Смущенная собственным нескрываемым восхищением, с которым она разглядывала слегка поросшую волосами грудь и широкие плечи Гейджа, Шимейн, не желая быть пойманной с поличным, повернулась к камину.
— Думаю, вам и Эндрю понравится чай с лепешками, — робко проговорила она.
— Сейчас я переоденусь и присоединюсь к вам, — живо отозвался Гейдж и поспешил в спальню. До сих пор его огорчало только то, что новая служанка не умеет готовить. Теперь, увидев, что Шимейн умеет больше, чем предполагалось, он вздохнул с облегчением. Если она умудрилась так быстро испечь лепешки, распространяющие соблазнительный запах, значит, научится и всему остальному.

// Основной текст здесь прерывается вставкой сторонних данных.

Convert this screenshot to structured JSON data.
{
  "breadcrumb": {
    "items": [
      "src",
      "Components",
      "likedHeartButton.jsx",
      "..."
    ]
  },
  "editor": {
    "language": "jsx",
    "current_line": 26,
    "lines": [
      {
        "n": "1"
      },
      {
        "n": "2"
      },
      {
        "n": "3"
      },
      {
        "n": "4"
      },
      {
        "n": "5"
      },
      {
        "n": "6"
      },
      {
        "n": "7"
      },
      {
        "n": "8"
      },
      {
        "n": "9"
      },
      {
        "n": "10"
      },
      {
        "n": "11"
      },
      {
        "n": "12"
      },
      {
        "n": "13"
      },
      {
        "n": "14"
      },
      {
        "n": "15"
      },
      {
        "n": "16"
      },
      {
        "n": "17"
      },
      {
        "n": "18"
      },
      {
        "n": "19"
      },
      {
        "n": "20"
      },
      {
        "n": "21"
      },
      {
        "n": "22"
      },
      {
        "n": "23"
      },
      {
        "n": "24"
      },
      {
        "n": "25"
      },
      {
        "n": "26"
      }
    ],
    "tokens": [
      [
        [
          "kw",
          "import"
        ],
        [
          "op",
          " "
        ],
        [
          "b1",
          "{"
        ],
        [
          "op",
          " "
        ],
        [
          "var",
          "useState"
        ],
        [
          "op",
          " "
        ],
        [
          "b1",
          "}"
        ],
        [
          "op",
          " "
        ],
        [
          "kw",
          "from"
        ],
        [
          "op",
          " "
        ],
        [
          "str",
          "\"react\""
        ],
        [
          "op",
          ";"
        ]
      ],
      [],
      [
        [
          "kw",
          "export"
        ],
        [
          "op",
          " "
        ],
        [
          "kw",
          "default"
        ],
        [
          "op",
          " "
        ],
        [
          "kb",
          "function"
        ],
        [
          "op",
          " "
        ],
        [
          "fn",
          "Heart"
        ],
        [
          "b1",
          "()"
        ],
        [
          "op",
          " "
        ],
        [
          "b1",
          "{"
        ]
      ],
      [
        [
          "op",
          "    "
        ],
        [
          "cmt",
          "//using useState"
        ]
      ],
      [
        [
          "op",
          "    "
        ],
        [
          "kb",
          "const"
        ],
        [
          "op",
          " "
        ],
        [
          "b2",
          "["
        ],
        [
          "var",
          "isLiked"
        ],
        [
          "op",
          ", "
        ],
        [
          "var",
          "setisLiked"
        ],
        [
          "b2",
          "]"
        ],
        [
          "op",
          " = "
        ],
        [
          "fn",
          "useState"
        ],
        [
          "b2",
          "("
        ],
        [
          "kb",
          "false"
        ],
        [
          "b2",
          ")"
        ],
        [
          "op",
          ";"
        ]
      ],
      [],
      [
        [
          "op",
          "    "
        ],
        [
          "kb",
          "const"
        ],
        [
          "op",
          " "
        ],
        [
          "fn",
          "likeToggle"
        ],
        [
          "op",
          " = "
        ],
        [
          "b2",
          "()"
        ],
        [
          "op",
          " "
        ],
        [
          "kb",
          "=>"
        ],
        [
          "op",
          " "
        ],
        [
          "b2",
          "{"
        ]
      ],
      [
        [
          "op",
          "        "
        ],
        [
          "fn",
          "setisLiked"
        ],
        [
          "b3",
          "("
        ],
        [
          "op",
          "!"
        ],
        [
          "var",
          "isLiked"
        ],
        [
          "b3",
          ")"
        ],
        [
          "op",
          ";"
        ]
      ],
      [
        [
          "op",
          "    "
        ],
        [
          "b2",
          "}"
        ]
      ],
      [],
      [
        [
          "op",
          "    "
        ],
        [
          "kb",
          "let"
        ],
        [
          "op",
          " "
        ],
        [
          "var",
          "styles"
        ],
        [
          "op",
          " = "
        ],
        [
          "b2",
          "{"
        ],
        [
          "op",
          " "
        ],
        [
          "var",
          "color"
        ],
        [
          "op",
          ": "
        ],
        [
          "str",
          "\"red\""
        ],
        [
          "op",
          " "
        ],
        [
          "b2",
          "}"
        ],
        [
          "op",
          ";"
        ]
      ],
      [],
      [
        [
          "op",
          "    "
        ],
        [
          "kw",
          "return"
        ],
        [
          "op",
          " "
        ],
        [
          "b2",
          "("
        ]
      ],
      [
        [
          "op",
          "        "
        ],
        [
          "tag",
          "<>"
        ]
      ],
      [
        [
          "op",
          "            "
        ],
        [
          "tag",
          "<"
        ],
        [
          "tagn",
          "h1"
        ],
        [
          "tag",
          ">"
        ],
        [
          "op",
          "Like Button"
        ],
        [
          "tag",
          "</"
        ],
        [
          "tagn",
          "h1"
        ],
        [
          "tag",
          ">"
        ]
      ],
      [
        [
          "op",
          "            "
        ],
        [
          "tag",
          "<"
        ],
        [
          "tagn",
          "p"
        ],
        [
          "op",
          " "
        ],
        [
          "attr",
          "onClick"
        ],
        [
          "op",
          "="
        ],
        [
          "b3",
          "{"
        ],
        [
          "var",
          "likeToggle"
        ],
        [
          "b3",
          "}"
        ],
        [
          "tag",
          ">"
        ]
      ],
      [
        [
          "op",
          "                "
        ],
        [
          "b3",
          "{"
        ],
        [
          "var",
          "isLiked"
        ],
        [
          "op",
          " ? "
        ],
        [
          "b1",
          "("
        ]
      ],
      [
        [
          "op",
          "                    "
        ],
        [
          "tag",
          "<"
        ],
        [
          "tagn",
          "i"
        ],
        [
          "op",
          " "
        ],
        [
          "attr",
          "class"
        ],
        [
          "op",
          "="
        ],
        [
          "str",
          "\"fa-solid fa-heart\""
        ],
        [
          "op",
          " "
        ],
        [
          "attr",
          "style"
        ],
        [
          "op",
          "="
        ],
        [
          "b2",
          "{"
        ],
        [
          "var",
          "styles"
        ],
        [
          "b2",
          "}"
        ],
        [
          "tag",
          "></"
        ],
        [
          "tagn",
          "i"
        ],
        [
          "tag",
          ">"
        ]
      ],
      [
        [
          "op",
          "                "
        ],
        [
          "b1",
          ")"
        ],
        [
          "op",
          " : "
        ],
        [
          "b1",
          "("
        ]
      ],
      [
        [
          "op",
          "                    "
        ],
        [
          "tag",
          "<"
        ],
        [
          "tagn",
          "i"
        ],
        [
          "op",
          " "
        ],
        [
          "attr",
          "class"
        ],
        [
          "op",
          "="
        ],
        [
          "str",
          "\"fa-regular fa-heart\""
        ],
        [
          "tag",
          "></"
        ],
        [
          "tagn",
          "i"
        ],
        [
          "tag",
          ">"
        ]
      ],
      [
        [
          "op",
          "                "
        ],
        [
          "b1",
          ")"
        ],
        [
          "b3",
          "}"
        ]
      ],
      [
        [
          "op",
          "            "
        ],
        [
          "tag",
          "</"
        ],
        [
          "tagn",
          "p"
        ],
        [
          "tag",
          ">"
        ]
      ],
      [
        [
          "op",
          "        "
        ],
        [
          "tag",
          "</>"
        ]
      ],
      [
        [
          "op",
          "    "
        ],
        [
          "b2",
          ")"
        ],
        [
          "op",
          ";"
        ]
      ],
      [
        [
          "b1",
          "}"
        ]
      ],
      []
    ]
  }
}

— Папа! — вскрикнул в тревоге Эндрю, увидев, что отец уходит. Метнув в сторону Шимейн панический взгляд широко открытых глаз, малыш бросился в спальню.
Шимейн заулыбалась, услышав, как Гейдж успокаивает плачущего сына.
— Все хорошо, Энди. Шимейн будет жить с нами и заботиться о тебе, пока папа делает сундуки и столы…
— И большую лодку, да? — спросил мальчик сквозь слезы.
— И большую лодку тоже.
Шимейн поставила чайник на стол, нашла в буфете чашки с блюдцами, две десертные тарелки, ложки и вазочку с джемом. Спустя минуту Гейдж вышел из спальни, неся на руках сына. Он переоделся в темно-коричневые брюки и рубашку с широкими рукавами из домотканого полотна. До ареста Шимейн восхищали щеголи, одетые по последней моде. Морис умел элегантно одеваться и выглядел неотразимо в черных шелковых сюртуках, модных жилетах и панталонах. При его темных глазах и волосах поразительный контраст между черными шелковыми одеяниями и белоснежными рубашками и чулками был особенно заметен: Морис без труда заставлял женские сердца трепетать в немом восторге. Но теперь, когда новый хозяин предстал перед Шимейн в обычной рабочей одежде, она удивилась, вспоминая, как могла любоваться изнеженными лордами в шелковых чулках.
Гейдж усадил ребенка на высокий стульчик, повязал ему нагрудник и сам устроился на скамье слева от Эндрю. Шимейн нагнулась над столом, ставя в центр тарелку с лепешками. Гейдж поднял голову, желая поблагодарить ее, но вдруг впервые после возвращения домой отчетливо разглядел новую служанку в отсвете висящей над головой лампы.
Если что и нарушило его загадочную сдержанность или вспышки редких улыбок, то, как догадалась Шимейн, только перемена в ее внешности. Когда они впервые встретились взглядами на палубе «Гордости Лондона», ее поразило отражение внутренней силы в этих блестящих карих глазах, но теперь Гейдж смотрел на нее совсем иначе, словно впервые разглядел в ней женщину, а не служанку. Шимейн затаила дыхание, боясь, что, увидев ее в платье Виктории, Гейдж пожалеет о своей доброте.
— Вы выглядите совсем по-другому… — наконец пробормотал Гейдж. — Очень мило…
«Слишком притягательно для мужчины, целый год прожившего вдовцом», — добавил он про себя, переводя взгляд на лепешки. Машинально он взял одну, разломил пополам и намазал половинку джемом для сына.
— Можно налить Эндрю чаю? — осторожно спросила Шимейн, не сумев разгадать перемену в его настроении — казалось, Гейдж стал более отчужденным.
Избегая смотреть в ее сторону, Гейдж встал. Ему было досадно признавать, что воздержание болезненно обострило все его чувства — особенно теперь, когда совсем рядом стояла прелестная девушка.
— В колодце хранится молоко, — произнес он. — Пойдемте, я покажу вам, где он.